Carote, pomodori, asparagi, spinaci o cavolo – sono tutte verdure che traggono beneficio dalla cottura, se le prepariamo correttamente e per un tempo adeguato. Al contrario, il peperone, i ravanelli o il cetriolo conservano meglio il loro potenziale nutrizionale allo stato crudo. La vitamina C, di cui il peperone rosso è una fonte straordinariamente ricca, si degrada rapidamente con il calore – il peperone crudo tagliato in insalata sarà quindi sempre una scelta migliore rispetto al peperone stufato.

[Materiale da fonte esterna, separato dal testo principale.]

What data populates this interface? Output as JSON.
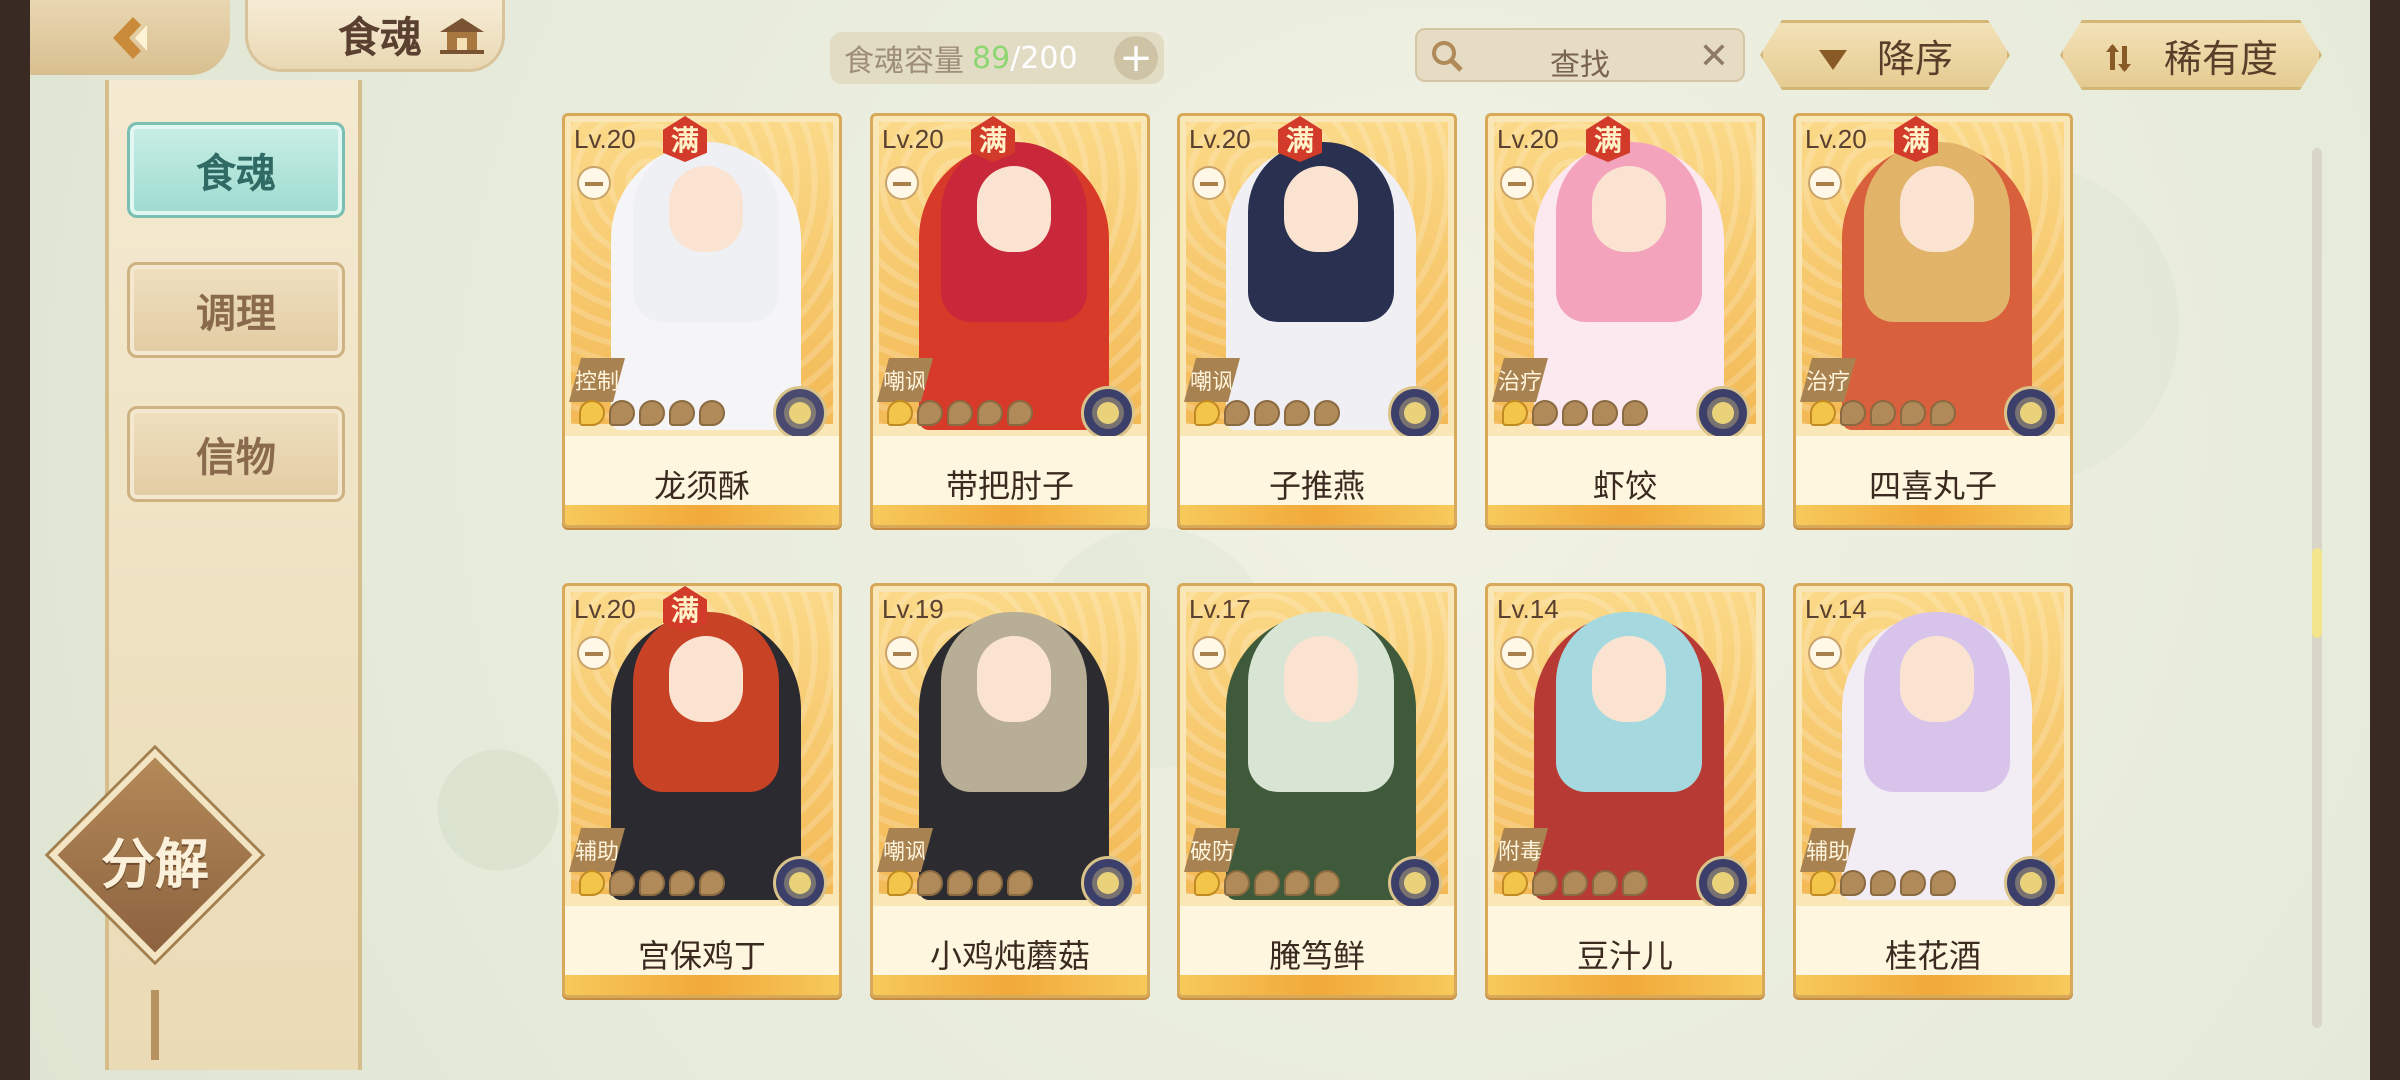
{
  "header": {
    "title": "食魂",
    "capacity_label": "食魂容量",
    "capacity_used": "89",
    "capacity_sep": "/",
    "capacity_max": "200",
    "add_label": "+"
  },
  "search": {
    "placeholder": "查找",
    "clear_label": "✕"
  },
  "sort": {
    "order_label": "降序",
    "rarity_label": "稀有度"
  },
  "sidebar": {
    "items": [
      {
        "label": "食魂",
        "active": true
      },
      {
        "label": "调理",
        "active": false
      },
      {
        "label": "信物",
        "active": false
      }
    ],
    "decompose_label": "分解"
  },
  "full_badge": "满",
  "cards": [
    {
      "level": "Lv.20",
      "full": true,
      "role": "控制",
      "name": "龙须酥",
      "hair": "#eef0f4",
      "robe": "#f5f5f8",
      "element": "#4a4a70"
    },
    {
      "level": "Lv.20",
      "full": true,
      "role": "嘲讽",
      "name": "带把肘子",
      "hair": "#c8283a",
      "robe": "#d83a2a",
      "element": "#3d3f6b"
    },
    {
      "level": "Lv.20",
      "full": true,
      "role": "嘲讽",
      "name": "子推燕",
      "hair": "#2a3050",
      "robe": "#f0f0f4",
      "element": "#3d3f6b"
    },
    {
      "level": "Lv.20",
      "full": true,
      "role": "治疗",
      "name": "虾饺",
      "hair": "#f3a4bc",
      "robe": "#fbe9ef",
      "element": "#3d3f6b"
    },
    {
      "level": "Lv.20",
      "full": true,
      "role": "治疗",
      "name": "四喜丸子",
      "hair": "#e2b46a",
      "robe": "#d8603c",
      "element": "#3d3f6b"
    },
    {
      "level": "Lv.20",
      "full": true,
      "role": "辅助",
      "name": "宫保鸡丁",
      "hair": "#c84226",
      "robe": "#2a2a30",
      "element": "#3d3f6b"
    },
    {
      "level": "Lv.19",
      "full": false,
      "role": "嘲讽",
      "name": "小鸡炖蘑菇",
      "hair": "#b8ad95",
      "robe": "#2c2c30",
      "element": "#3d3f6b"
    },
    {
      "level": "Lv.17",
      "full": false,
      "role": "破防",
      "name": "腌笃鲜",
      "hair": "#d8e4d4",
      "robe": "#3e5a3a",
      "element": "#3d3f6b"
    },
    {
      "level": "Lv.14",
      "full": false,
      "role": "附毒",
      "name": "豆汁儿",
      "hair": "#a6d8e0",
      "robe": "#b83a34",
      "element": "#3d3f6b"
    },
    {
      "level": "Lv.14",
      "full": false,
      "role": "辅助",
      "name": "桂花酒",
      "hair": "#d8c4ea",
      "robe": "#f2ecf4",
      "element": "#3d3f6b"
    }
  ]
}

Un approccio sano consiste quindi nella varietà. Combinare la verdura cruda con quella bollita, stufata o al forno è la via naturale per garantire all'organismo lo spettro più ampio possibile di nutrienti. Un'insalata di verdure fresche a pranzo e broccoli stufati con pomodori al forno a cena – questa combinazione soddisfa molte più esigenze nutrizionali di qualsiasi approccio estremo.
Merita un'attenzione particolare anche la fermentazione, che pur non essendo una cottura in senso stretto, come metodo di lavorazione della verdura aumenta significativamente la biodisponibilità dei nutrienti e arricchisce l'alimentazione di probiotici. Il crauti, il kimchi o la verdura in salamoia sono esempi di come i metodi tradizionali di conservazione degli alimenti ne aumentino naturalmente il valore nutrizionale – e tutto senza un solo grado di calore.
Il messaggio complessivo per la cucina quotidiana è in realtà incoraggiante. Non dobbiamo temere di bollire, stufare o cuocere al forno la verdura – se lo facciamo con buon senso, in modo delicato e vario. Una breve cottura nel mezzo giusto – che si tratti di vapore, di una piccola quantità d'acqua o di un po' d'olio – è in grado non solo di preservare i nutrienti, ma in molti casi anche di aumentarne la biodisponibilità per l'organismo. Ed è una buona notizia per tutti coloro che amano i piatti caldi e non vogliono rinunciare, in nome della salute, al piacere di una ciotola di verdure stufate o di una salsa di pomodoro fatta in casa.